Via The New Yorker: Of Rats, Gerbils, and Men. Excerpt:
The black rat—also known as the ship rat, the roof rat, and the house rat—is actually gray. It has large ears and a tail that’s longer than its body. The black rat (Rattus rattus) probably evolved in tropical Asia, and then was spread around the world by humans—first by the Romans and later by European colonists. According to Juliet Clutton-Brock, the author of “A Natural History of Domesticated Mammals,” it has been blamed for causing “a greater number of deaths in the human species than any natural catastrophe or war.” But perhaps the rat has gotten a bad rap?
A paper published the other day in the Proceedings of the National Academy of Sciences, which quickly made headlines all around the world, argues that the prevailing theory of how the Black Death spread is unfair to rats. Really, the authors of the study contend, the animal responsible was a Central Asian species like the great gerbil. (Great gerbils are only distantly related to the fuzzy rodents that American kids keep as pets, though they may look a lot alike to parents.)
The authors of the study were trying to address one of the mysteries about the Black Death. Why, after killing something like twenty-five million people in Europe in the mid-fourteenth century, did outbreaks of plague keep flaring up and then dying down again? (The Great Plague of London, in the mid-seventeenth century, killed roughly a fifth of the city’s population.)
The prevailing theory is—or was—that bacteria responsible for the plague, Yersinia pestis, lived on Europe’s black-rat population. The rats transmitted the bacteria to fleas, which, episodically, transmitted them to humans. But the scientists who conducted the PNAS study concluded that there were no “permanent plague reservoirs in medieval Europe.”
Instead, they posit, the plague bacterium kept being reintroduced to Europe from Asia, where it lived on the native rodent populations. They came to this conclusion after comparing tree-ring records from Europe and Asia with records of plague outbreaks.

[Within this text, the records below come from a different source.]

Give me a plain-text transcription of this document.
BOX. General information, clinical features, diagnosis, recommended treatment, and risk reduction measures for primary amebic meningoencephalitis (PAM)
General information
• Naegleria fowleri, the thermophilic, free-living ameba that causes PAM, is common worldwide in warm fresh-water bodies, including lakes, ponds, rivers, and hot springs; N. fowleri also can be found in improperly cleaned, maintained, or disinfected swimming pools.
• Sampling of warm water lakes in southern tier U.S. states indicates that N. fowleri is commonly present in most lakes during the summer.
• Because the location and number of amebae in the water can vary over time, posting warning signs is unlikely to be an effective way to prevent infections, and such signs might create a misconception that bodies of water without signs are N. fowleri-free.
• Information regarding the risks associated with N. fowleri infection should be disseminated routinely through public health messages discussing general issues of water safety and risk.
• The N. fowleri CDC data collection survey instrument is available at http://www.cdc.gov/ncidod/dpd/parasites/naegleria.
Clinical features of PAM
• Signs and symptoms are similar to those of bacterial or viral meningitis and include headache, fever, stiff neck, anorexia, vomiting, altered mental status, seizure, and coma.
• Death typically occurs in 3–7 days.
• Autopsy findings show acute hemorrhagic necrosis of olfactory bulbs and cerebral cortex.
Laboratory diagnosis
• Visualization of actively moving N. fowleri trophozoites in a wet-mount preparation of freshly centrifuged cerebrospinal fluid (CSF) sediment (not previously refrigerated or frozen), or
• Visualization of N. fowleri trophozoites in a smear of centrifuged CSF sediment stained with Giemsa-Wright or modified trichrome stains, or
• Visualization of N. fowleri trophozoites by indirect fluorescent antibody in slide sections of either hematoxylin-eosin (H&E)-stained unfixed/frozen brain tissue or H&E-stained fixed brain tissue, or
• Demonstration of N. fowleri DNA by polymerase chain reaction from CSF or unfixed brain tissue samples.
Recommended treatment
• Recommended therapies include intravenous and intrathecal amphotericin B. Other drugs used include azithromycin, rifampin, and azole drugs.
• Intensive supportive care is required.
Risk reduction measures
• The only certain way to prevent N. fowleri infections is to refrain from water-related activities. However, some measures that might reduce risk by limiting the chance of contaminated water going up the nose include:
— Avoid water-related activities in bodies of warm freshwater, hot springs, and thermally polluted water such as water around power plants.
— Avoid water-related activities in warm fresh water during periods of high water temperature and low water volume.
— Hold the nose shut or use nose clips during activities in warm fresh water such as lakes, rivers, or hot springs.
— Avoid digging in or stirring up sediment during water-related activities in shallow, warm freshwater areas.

What they found was that plague seemed to show up at port cities in Europe several years after climate conditions favored a burst of population growth among rodents in Central Asia. (This theory does not completely exonerate black rats, as they would still have helped their Asian rodent brethren spread the disease once it reached Europe.)
“We show that, wherever there were good conditions for gerbils and fleas in Central Asia, some years later the bacteria shows up in harbor cities in Europe and then spreads across the continent,” one of the authors of the study, Nils Christian Stenseth, a biologist at the University of Oslo, told the BBC.
Plague is no longer a worry in Europe, although there are still occasional outbreaks in other parts of the globe. What’s perhaps the most important insight from the study has little to do with Yersinia pestis or giant gerbils. It’s that climate and human health are, in significant though often roundabout ways, related. As the climate changes, this has important—and, at the same time, hard to predict—implications.
The list of diseases (and disease vectors) that could potentially be affected by climate change is a long and various one. It includes tick-borne diseases, such as Lyme disease, and mosquito-borne diseases—dengue fever, West Nile virus, malaria. It also includes waterborne diseases, such as cholera, and fungal diseases, such as valley fever. An upcoming issue of Philosophical Transactions B, a journal of Britain’s Royal Society, is wholly devoted to the subject of “climate change and vector-borne disease."